Key Reasons Behind the Rejection of the exemption and the reduced rate of the DTT
  • The exemption was rejected because the Dutch holding lacked genuine substance, operating without its own staff, assets, or decision‑making capacity.
  • The Dutch entity could not qualify as the beneficial owner, as the income was automatically upstreamed to the non‑EU parent and the holding had no capacity to manage, retain, or control the funds.
  • With no decision‑making functions, economic activity, or risk assumption, its presence in the Netherlands was purely instrumental.
Spanish Supreme Court Conclusions
  • The Supreme Court concludes that the Dutch sub-holding company lacked genuine substance, fully aligning with the standards set by the CJEU Danish Cases
  • had no employees or its own operational resources,
  • assumed no economic risks and had no decision making power over the funds received,
  • carried out no relevant functions, and
  • operated solely as a conduit, passing income to entities located in third countries.

On this basis, it could not be regarded as the beneficial owner, a material requirement for applying the Interest & Royalties Directive.

  • Once the UE Directive’s exemption failed, the Supreme Court held that the taxpayer cannot rely on the Tax Treaty to obtain a reduced withholding rate.

The reasoning is clear: EU law prevails, and allowing the DTT to grant a reduced rate where the Directive denies relief would undermine the primacy and effectiveness of EU law.

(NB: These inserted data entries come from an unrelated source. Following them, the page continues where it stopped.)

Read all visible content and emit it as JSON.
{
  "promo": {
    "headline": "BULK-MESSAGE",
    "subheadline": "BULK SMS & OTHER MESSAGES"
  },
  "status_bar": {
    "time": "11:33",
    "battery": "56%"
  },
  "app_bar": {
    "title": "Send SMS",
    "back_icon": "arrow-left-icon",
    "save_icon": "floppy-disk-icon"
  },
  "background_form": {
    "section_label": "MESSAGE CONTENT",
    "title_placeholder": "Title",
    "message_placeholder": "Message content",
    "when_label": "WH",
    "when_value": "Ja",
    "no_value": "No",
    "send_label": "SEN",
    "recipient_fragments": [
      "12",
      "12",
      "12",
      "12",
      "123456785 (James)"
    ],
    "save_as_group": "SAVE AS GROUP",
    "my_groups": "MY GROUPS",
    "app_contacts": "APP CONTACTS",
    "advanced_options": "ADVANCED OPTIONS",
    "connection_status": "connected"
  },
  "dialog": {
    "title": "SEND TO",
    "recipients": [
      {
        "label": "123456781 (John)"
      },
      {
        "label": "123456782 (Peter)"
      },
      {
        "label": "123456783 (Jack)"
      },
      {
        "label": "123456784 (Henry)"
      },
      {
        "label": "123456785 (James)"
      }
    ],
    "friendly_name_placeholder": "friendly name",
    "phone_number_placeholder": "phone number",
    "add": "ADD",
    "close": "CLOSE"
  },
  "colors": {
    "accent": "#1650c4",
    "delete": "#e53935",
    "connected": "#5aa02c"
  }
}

Best practice calls for a review of international structures, the assurance of genuine substance, and the verification of beneficial‑ownership requirements; the consequences are, in practical terms, “no half measures.” If the EU exemption does not apply, the tax cost can escalate materially—not only is the 0% rate unavailable, but the group also cannot rely on the Tax Treaty to limit withholding.